An identical statement exists in the function declaration (not shown here).
\fexample{async_target}{1f}
The following example shows how the \code{task} and \code{target} constructs
are used to execute multiple \code{target} regions asynchronously. The task dependence
ensures that the storage is allocated and initialized on the device before it is
accessed.
\cexample{async_target}{2c}
The Fortran example below is similar to the C version above. Instead of pointers, though, it uses
the convenience of Fortran allocatable arrays on the device. An allocatable array has the
same behavior in a \code{map} clause as a C pointer, in this case.
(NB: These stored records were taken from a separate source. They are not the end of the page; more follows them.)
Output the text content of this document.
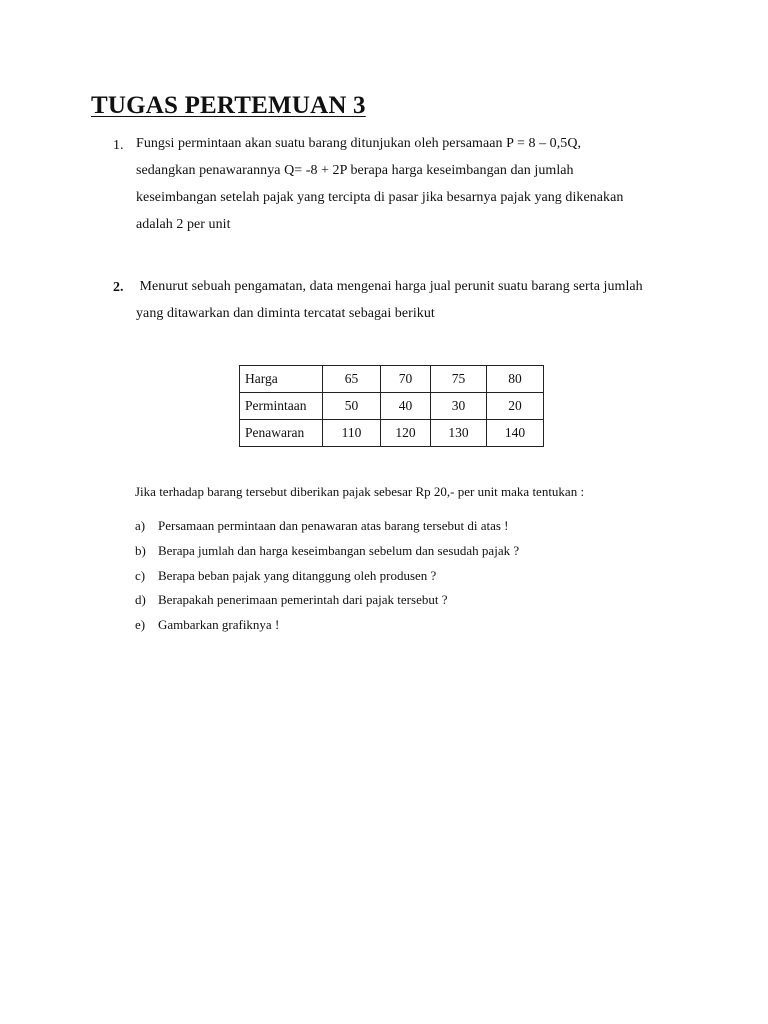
TUGAS PERTEMUAN 3
1. Fungsi permintaan akan suatu barang ditunjukan oleh persamaan P = 8 – 0,5Q,
sedangkan penawarannya Q= -8 + 2P berapa harga keseimbangan dan jumlah
keseimbangan setelah pajak yang tercipta di pasar jika besarnya pajak yang dikenakan
adalah 2 per unit
2. Menurut sebuah pengamatan, data mengenai harga jual perunit suatu barang serta jumlah
yang ditawarkan dan diminta tercatat sebagai berikut
Harga	65	70	75	80
Permintaan	50	40	30	20
Penawaran	110	120	130	140
Jika terhadap barang tersebut diberikan pajak sebesar Rp 20,- per unit maka tentukan :
a) Persamaan permintaan dan penawaran atas barang tersebut di atas !
b) Berapa jumlah dan harga keseimbangan sebelum dan sesudah pajak ?
c) Berapa beban pajak yang ditanggung oleh produsen ?
d) Berapakah penerimaan pemerintah dari pajak tersebut ?
e) Gambarkan grafiknya !
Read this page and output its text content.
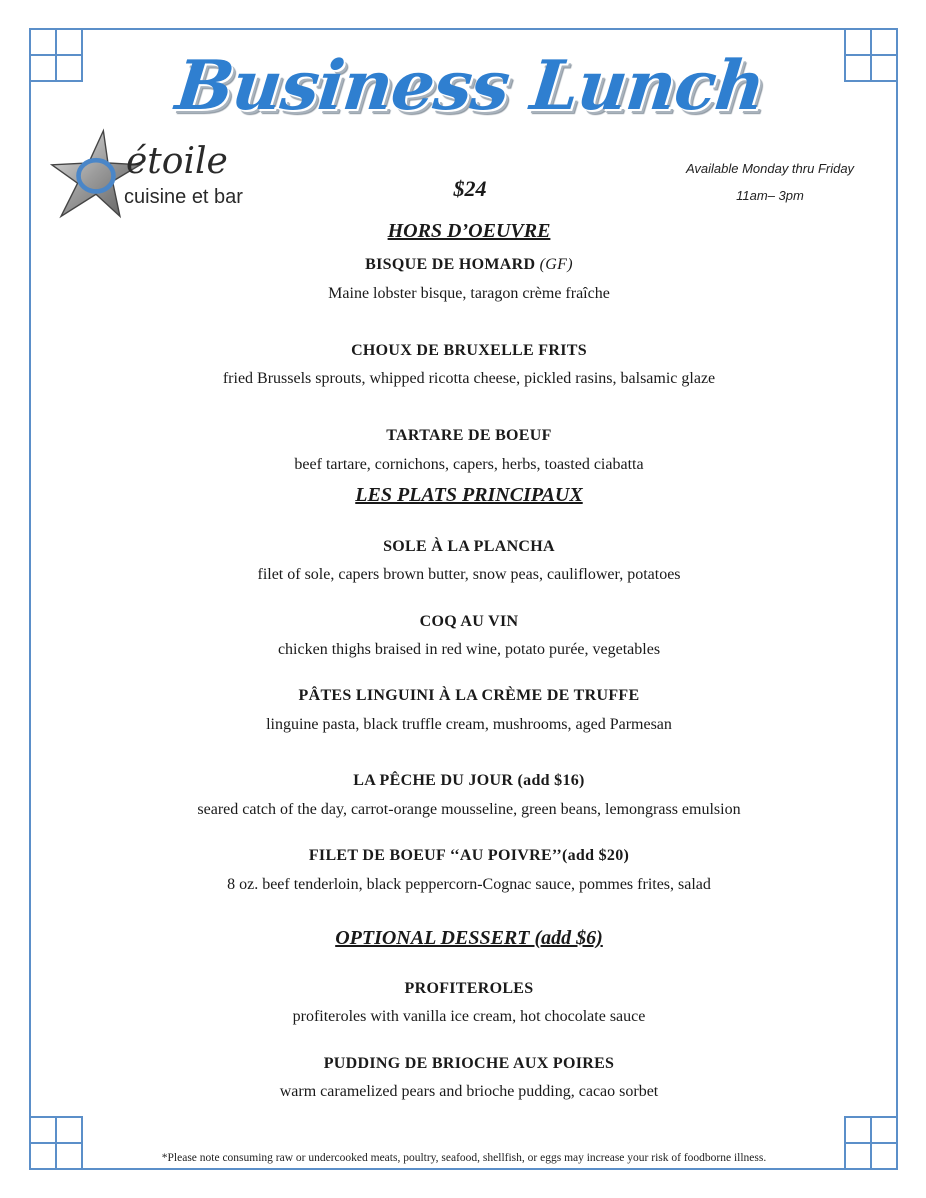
Business Lunch
étoile
cuisine et bar	$24
Available Monday thru Friday
11am– 3pm
HORS D’OEUVRE
BISQUE DE HOMARD (GF)
Maine lobster bisque, taragon crème fraîche
CHOUX DE BRUXELLE FRITS
fried Brussels sprouts, whipped ricotta cheese, pickled rasins, balsamic glaze
TARTARE DE BOEUF
beef tartare, cornichons, capers, herbs, toasted ciabatta
LES PLATS PRINCIPAUX
SOLE À LA PLANCHA
filet of sole, capers brown butter, snow peas, cauliflower, potatoes
COQ AU VIN
chicken thighs braised in red wine, potato purée, vegetables
PÂTES LINGUINI À LA CRÈME DE TRUFFE
linguine pasta, black truffle cream, mushrooms, aged Parmesan
LA PÊCHE DU JOUR (add $16)
seared catch of the day, carrot-orange mousseline, green beans, lemongrass emulsion
FILET DE BOEUF ‘‘AU POIVRE’’(add $20)
8 oz. beef tenderloin, black peppercorn-Cognac sauce, pommes frites, salad
OPTIONAL DESSERT (add $6)
PROFITEROLES
profiteroles with vanilla ice cream, hot chocolate sauce
PUDDING DE BRIOCHE AUX POIRES
warm caramelized pears and brioche pudding, cacao sorbet
*Please note consuming raw or undercooked meats, poultry, seafood, shellfish, or eggs may increase your risk of foodborne illness.
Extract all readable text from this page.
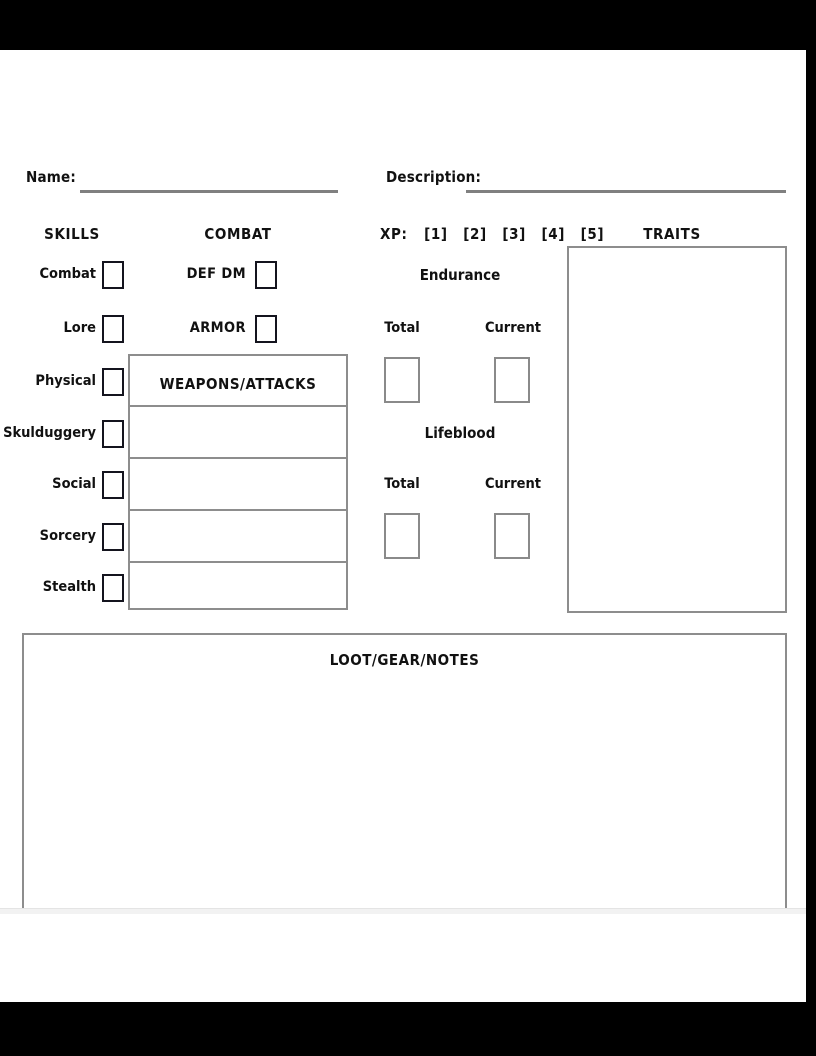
Name:	Description:
SKILLS	COMBAT	TRAITS
Combat
Lore
Physical
Skulduggery
Social
Sorcery
Stealth
DEF DM
ARMOR
WEAPONS/ATTACKS
XP: [1] [2] [3] [4] [5]
Endurance
Total	Current
Lifeblood
Total	Current
LOOT/GEAR/NOTES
If there is no shape specified for an allocatable array in a \code{map} clause, only the array descriptor
(also called a dope vector) is mapped. That is, device space is created for the descriptor, and it
is initially populated with host values. In this case, the \plc{v1} and \plc{v2} arrays will be in a
non-associated state on the device. When space for \plc{v1} and \plc{v2} is allocated on the device
the addresses to the space will be included in their descriptors.
At the end of the device region, the descriptor (of an unshaped specification of an allocatable
array in a \code{map} clause) is returned with the raw device address of the allocated space.
The content of the array is not returned. In the example the data in arrays \plc{v1} and \plc{v2}
are not returned. In the second target directive, the \plc{v1} and \plc{v2} descriptors are
re-created on the device with the descriptive information; and references to the
vectors point to the correct local storage, of the space that was not freed in the first target
directive. At the end of the \code{target} region the data in array \plc{p} is copied back
to the host, since \plc{p} is not an allocatable array.
\fexample{async_target}{2f}